Some people, in the week that unions informed us 660,000 public sector jobs have been lost since the coalition government took power in 2010 as part of swingeing cuts, find this scheme’s legal standing as something worthy of celebrating. Again; it’s nothing to do with what team you support. There are higher concerns. But your personal leanings are your own.
Strange days have tracked us down. While I cannot quite hide a sense of delight at Rangers biting the dust, I’m ashamed at what this story has uncovered in Scottish society before the eyes of the world.
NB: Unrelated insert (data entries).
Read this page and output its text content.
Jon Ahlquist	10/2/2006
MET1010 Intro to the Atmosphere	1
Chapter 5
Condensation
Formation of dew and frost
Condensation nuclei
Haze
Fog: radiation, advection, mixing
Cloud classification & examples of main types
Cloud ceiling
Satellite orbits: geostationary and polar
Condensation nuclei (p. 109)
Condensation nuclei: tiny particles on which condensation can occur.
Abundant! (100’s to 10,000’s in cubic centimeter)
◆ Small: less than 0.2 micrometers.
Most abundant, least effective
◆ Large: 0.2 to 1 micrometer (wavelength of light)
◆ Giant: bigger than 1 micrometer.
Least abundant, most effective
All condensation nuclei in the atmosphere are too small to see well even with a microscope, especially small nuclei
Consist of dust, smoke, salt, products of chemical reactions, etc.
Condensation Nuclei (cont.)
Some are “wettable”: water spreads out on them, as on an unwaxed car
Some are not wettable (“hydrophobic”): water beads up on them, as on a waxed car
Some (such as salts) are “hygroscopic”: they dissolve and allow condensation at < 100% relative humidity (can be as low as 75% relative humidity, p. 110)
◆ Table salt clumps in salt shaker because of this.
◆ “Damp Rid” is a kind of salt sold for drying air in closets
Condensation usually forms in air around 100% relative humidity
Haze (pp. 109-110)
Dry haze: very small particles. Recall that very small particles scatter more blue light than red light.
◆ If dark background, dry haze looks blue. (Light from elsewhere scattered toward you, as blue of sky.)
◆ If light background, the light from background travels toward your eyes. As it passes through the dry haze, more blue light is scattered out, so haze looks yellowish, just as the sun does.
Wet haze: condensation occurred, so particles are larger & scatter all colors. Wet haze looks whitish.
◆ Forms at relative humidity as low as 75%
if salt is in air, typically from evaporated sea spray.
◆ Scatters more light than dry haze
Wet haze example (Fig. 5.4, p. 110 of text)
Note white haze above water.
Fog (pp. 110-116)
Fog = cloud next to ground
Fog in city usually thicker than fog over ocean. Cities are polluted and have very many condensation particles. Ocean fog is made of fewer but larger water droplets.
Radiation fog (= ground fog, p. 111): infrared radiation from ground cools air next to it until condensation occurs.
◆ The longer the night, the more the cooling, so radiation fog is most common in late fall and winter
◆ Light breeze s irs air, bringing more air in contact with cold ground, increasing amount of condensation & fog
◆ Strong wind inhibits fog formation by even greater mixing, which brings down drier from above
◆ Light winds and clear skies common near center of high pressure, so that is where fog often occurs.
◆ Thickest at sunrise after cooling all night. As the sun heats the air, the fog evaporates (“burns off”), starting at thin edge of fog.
Scotland’s a great country. Aside from the shortbread tin imagery of the mountains and lochs, tartan, whisky, Nessie and Mel Gibson’s battle mullet, it boasts some great historical figures, scientific discoveries and artistic breakthroughs. From telephones to televisions, from bicycles to the stuff covering your roads, not to mention Sherlock Holmes, the Wealth of Nations, Mr Hyde, penicillin and your love being like a red, red rose, the chances are that an important part of your world was thought up or discovered by someone with a funny accent - red hair optional.
What a pity that there’s such a cultural abscess festering there, even as the electorate faces up to voting for full independence in 2014.
And, yes, there are many decent, intelligent Rangers fans with the same values at heart, and I’d have something missing if I didn’t feel sorry for them. Well… kind of.
To any Rangers fans who’ve read this far without biting something, I would say: whatever happens to the team in blue whom you call “Rangers” in the future, never forget these events and how they changed your world. This story has nothing to do with a football rivalry or some tiresome tribal divisions among pale-faced people paddling in an extremely shallow gene pool connecting two islands. It’s about fairness, probity, responsibility and honesty. It’s about how you want society to be ordered, the integrity of those who are paid to report facts to you, and the people you want in charge of your institutions, be it something as fundamentally meaningless as a sports team or as important as a government.
We don’t owe anything to crowns, religions, popes, politicians, pop stars, writers or indeed football players, but we are indebted to truth and morality. The future of Scotland, whether it has anything called “Rangers” in it or not, must reflect that.